LA SARABANDE DES NOMBRES

p. 25-26

Entretemps, la Faim, au milieu de la population, gagnait du terrain, faisait des ravages considérables.

Elle progressait en rampant, impitoyable comme un python à deux têtes. Elle se lovait dans les ventres pareil à un reptile particulièrement hargneux creusant le vide total autour de sa personne. Ses victimes avaient appris à subir sa loi.

En début de journée, avant qu’elle ne se manifeste, on n’y pensait pas trop, absorbé par le labeur qui permettrait justement de manger et ainsi obtenir un sursis. On faisait semblant d’oublier, mais l’angoisse persistait à chaque moment.

En début d’après-midi, avec le soleil de plomb qui accélère la déshydratation, cela devenait plus compliqué. L’animal qui, depuis longtemps, avait pris la place des viscères, manifestait sa présence en affaiblissant le métabolisme, se nourrissant de chair et d’autres substances vitales. On était obligé de vivre sur ses maigres réserves. L’effort faisait trembler les membres, rendait les mains moites et froides, le cœur avait tendance à s’emballer. Pour calmer la bête on lui faisait alors une offrande d’eau froide, pour qu’elle se sente glorifiée. Cela ne durait pas, car juste après, elle jouait sur le cerveau et d’autres organes de la volonté et du sens combatif. On pouvait avoir tendance à quémander et à mendier.
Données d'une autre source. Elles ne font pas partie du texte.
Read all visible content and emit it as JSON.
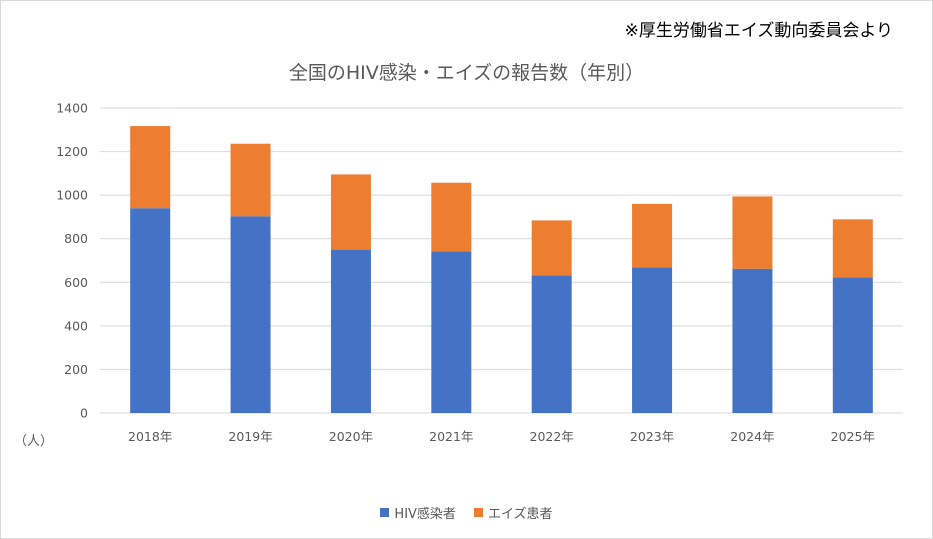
{
  "source_note": "※厚生労働省エイズ動向委員会より",
  "unit_label": "（人）",
  "colors": {
    "hiv": "#4472C4",
    "aids": "#ED7D31",
    "grid": "#d9d9d9",
    "text": "#595959"
  },
  "chart_data": {
    "type": "bar",
    "stacked": true,
    "title": "全国のHIV感染・エイズの報告数（年別）",
    "xlabel": "",
    "ylabel": "（人）",
    "categories": [
      "2018年",
      "2019年",
      "2020年",
      "2021年",
      "2022年",
      "2023年",
      "2024年",
      "2025年"
    ],
    "series": [
      {
        "name": "HIV感染者",
        "values": [
          940,
          903,
          750,
          742,
          632,
          669,
          662,
          623
        ]
      },
      {
        "name": "エイズ患者",
        "values": [
          377,
          333,
          345,
          315,
          252,
          291,
          332,
          266
        ]
      }
    ],
    "ylim": [
      0,
      1400
    ],
    "yticks": [
      0,
      200,
      400,
      600,
      800,
      1000,
      1200,
      1400
    ],
    "grid": true,
    "legend_position": "bottom"
  }
}
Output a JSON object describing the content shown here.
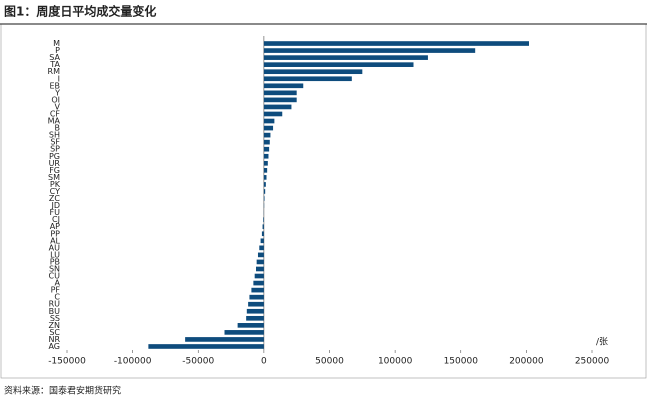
{
  "chart_data": {
    "type": "barh",
    "title": "图1：周度日平均成交量变化",
    "unit": "/张",
    "source": "资料来源：国泰君安期货研究",
    "color": "#0e4c7d",
    "categories": [
      "M",
      "P",
      "SA",
      "TA",
      "RM",
      "I",
      "EB",
      "Y",
      "OI",
      "V",
      "CF",
      "MA",
      "B",
      "SH",
      "SF",
      "SP",
      "PG",
      "UR",
      "FG",
      "SM",
      "PK",
      "CY",
      "ZC",
      "JD",
      "FU",
      "CJ",
      "AP",
      "PP",
      "AL",
      "AU",
      "LU",
      "PB",
      "SN",
      "CU",
      "A",
      "PF",
      "C",
      "RU",
      "BU",
      "SS",
      "ZN",
      "SC",
      "NR",
      "AG"
    ],
    "values": [
      202000,
      161000,
      125000,
      114000,
      75000,
      67000,
      30000,
      25000,
      25000,
      21000,
      14000,
      8000,
      7000,
      5000,
      4500,
      4000,
      3500,
      3000,
      2500,
      2000,
      1500,
      1000,
      500,
      200,
      -100,
      -500,
      -1000,
      -1500,
      -2500,
      -3500,
      -4500,
      -5500,
      -6000,
      -7000,
      -8000,
      -9500,
      -11000,
      -12000,
      -13000,
      -13500,
      -20000,
      -30000,
      -60000,
      -88000
    ],
    "xlim": [
      -150000,
      250000
    ],
    "xticks": [
      -150000,
      -100000,
      -50000,
      0,
      50000,
      100000,
      150000,
      200000,
      250000
    ]
  }
}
Certains devenaient même implorants, parce qu’elle laminait, de son ventre rêche des choses aussi précieuses que l’orgueil et la fierté. Elle était omniprésente et omnipotente. On ne conjuguait plus le verbe « avoir faim ». À la question de savoir comment on pouvait aller, la réponse était « Nzala ! », « la Faim ! ». elle s’était institutionnalisée.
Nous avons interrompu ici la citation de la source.